What kind of things do you teach your students?

To learn more, OPB visited Eva a few days before the festival at her Portland studio, Body Magick Temple.

A bright pink hallway led right into her colorful costume rack, sparkling with rhinestones and glitter, brimming with lace and tulle.

A wood shop in its past life, the studio’s peg board wall now held bedazzled hats and headpieces.

Eva and her fellow teachers offer burlesque lessons for dancers of all levels. Burlesque 101 covers the basics of what you’d need to know for putting together a solo act routine:

“How do you do your hair? How do you do your makeup? How do you pick your costume? How do you find music? How do you map your music, so you can sort out choreography? We teach them some moves, and then also how to find what’s in themselves that they want to bring out there.”

For fun, Eva showed OPB a few burlesque fundamentals, while wearing a spectacular pink boa and long gloves. For example, she explained a theory of burlesque she calls the four Ps of striptease: present (for example, show off an arm wearing a glove), peel (pull off the glove, finger by finger), play (have some fun with the glove before throwing it aside), and pose (show off the ungloved arm).

What are your students like? What do you notice about them as they learn burlesque with you?

Eva said new students often come to her and her fellow teachers at a time of change in their lives.

“They’ve maybe gotten divorced, or are coming into themselves more fully. Their kids have left the house, or they just want to know who they are in more of a sensual, physical way.”

She wants to provide her students with a safe place to explore being more visible in the world.

“Our world isn’t always kind when you’re yourself out there, if you’re strange or you’re weird, even if you’re really joyful and vibrant. You can really get tamped down,” she said. “We celebrate you being you, whoever you are. And all of the work that we do, the training that we do, is to help people express themselves.”

Eva described how she sees her students light up as they learn, growing into that confidence and self-expression. They literally look different, she said. They radiate. They support each other. And they carry that power with them.

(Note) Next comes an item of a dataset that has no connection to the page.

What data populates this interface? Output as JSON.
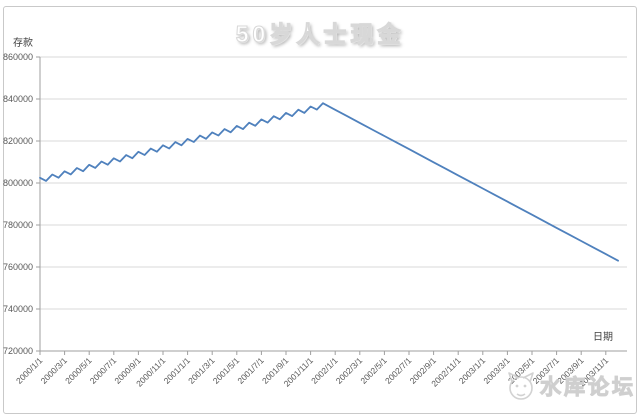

“I just know that they affect other people. Everybody may not come into the studio with us and do these dances, but everybody that does come in here takes that out into the world with them. It goes well beyond what we do in this space. And that is amazing to me,” she said through happy tears.

Do you have advice for people interested in trying burlesque?

One of our listeners asked if Eva had any words of wisdom she’d give to someone wanting to get into burlesque for the first time.

First of all, she said, you can totally do it!

Second of all, she suggested going out to burlesque shows, and exploring the wide array of what’s out there.

“You’ll see so much variety. You might see someone who’s like, ‘Oh, maybe that’s kind of like me!’ I mean, we have students in their eighties who are on stage, and so, there’s a variety of people who are out there. And when people are like, ‘Oh, I’m too old’ or ‘it’s too late,’ I’m like, ‘Well, you’re not dead. That’s when it’s too late, friend!’”

That variety was definitely on display at the Oregon Burlesque Festival in Northeast Portland: different ages, body types, and styles of performance. There were multimedia acts, gender-bending, ribbon dancing, homage to burlesque’s golden era, even an ode to pizza, lovingly performed atop a homemade bed of a giant felt pizza slice.

As for Eva D’Luscious: her costume that night was a red layered number, completed by a tall pair of red heels with bows on the back. On the stage, a big plush high heel-shaped chair, draped in shimmery red fabric, awaiting its reveal. After the emcee’s introduction, you could hear her heels click onstage across the dark and silent theater. Then, the music began with a drumbeat, the lights came up, and the crowd went wild.